With the dominant focus of the conference being on Hadoop, I didn’t really expect to hear much talk about R. This turned out not to be the case. R has some serious mindshare among the hardcore Hadoop crowd, both in the hallway conversations, and in the presentations too. For example, in this talk: “Hadoop & Data Science for the Enterprise, 30 Tips and Tricks”, Mark Slusar distills a career’s worth of nitty-gritty Hadoop experience into 30 pointed recommendations. In tip number 12 he says straight out: “Use and Learn R packages (they are) huge time-servers”. There is no equivocating here. R is just something you need to know.
Then in a Plenary session talk intended to be provocative, “Beyond R and Ph.D.s : The Mythology of Data Science Debunked”, Douglas Merrill used R as a stand in for the the quantitative aspects of Data Science itself. if nothing else, this serves to establish R’s ubiquity and name recognition in the data science and Hadoop community.
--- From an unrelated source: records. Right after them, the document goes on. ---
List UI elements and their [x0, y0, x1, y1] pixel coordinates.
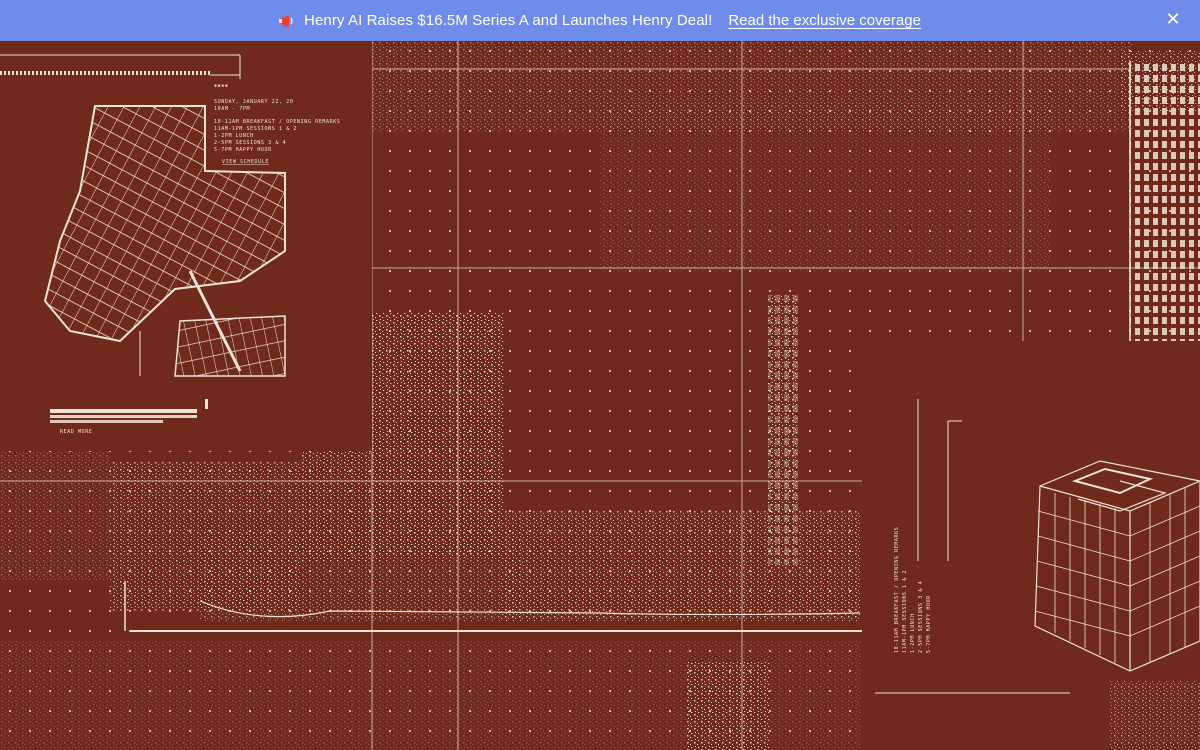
- read-more-link[interactable]: READ MORE: [60, 429, 93, 435]
- schedule-row-4: 2-5PM SESSIONS 3 & 4: [214, 140, 286, 146]
- schedule-row-1: 10-11AM BREAKFAST / OPENING REMARKS: [214, 119, 340, 125]
- vertical-row-2: 11AM-1PM SESSIONS 1 & 2: [902, 570, 908, 653]
- schedule-row-3: 1-2PM LUNCH: [214, 133, 254, 139]
- close-icon[interactable]: ✕: [1164, 10, 1182, 28]
- vertical-row-1: 10-11AM BREAKFAST / OPENING REMARKS: [894, 527, 900, 653]
- highrise-building-illustration: [1120, 51, 1200, 341]
- schedule-row-5: 5-7PM HAPPY HOUR: [214, 147, 272, 153]
- schedule-time: 10AM - 7PM: [214, 106, 250, 112]
- vertical-row-4: 2-5PM SESSIONS 3 & 4: [918, 581, 924, 653]
- view-schedule-link[interactable]: VIEW SCHEDULE: [222, 159, 269, 165]
- schedule-tag: ▪▪▪▪: [214, 83, 228, 89]
- schedule-date: SUNDAY, JANUARY 22, 20: [214, 99, 293, 105]
- noise-band-bottom: [1110, 681, 1200, 750]
- vertical-row-3: 1-2PM LUNCH: [910, 613, 916, 653]
- announcement-banner: Henry AI Raises $16.5M Series A and Laun…: [0, 0, 1200, 41]
- vertical-row-5: 5-7PM HAPPY HOUR: [926, 595, 932, 653]
- noise-band-mid: [600, 101, 1050, 271]
- schedule-row-2: 11AM-1PM SESSIONS 1 & 2: [214, 126, 297, 132]
- hero-artwork: ▪▪▪▪ SUNDAY, JANUARY 22, 20 10AM - 7PM 1…: [0, 41, 1200, 750]
- map-schedule-panel: ▪▪▪▪ SUNDAY, JANUARY 22, 20 10AM - 7PM 1…: [0, 41, 372, 451]
- banner-message: Henry AI Raises $16.5M Series A and Laun…: [304, 12, 713, 29]
- megaphone-icon: [279, 14, 293, 27]
- read-coverage-link[interactable]: Read the exclusive coverage: [728, 12, 921, 29]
Finally, I had the opportunity to see an R driven demo of the open source H2O software from 0xdata (prounced hexadata) that is making a bit of a splash. 0xdata is a Mountain View-based startup that has implemented a number of impressive statistical and machine learning algorithms (including GBM) in Java to run on Hadoop. The Java algorithms may be accessed by running functions from the h2o R package, wrapper that makes JSON calls to an instance of the H2O software that must be running concurrently with R. The R package and H2O instance may be downloaded from the 0xdata site.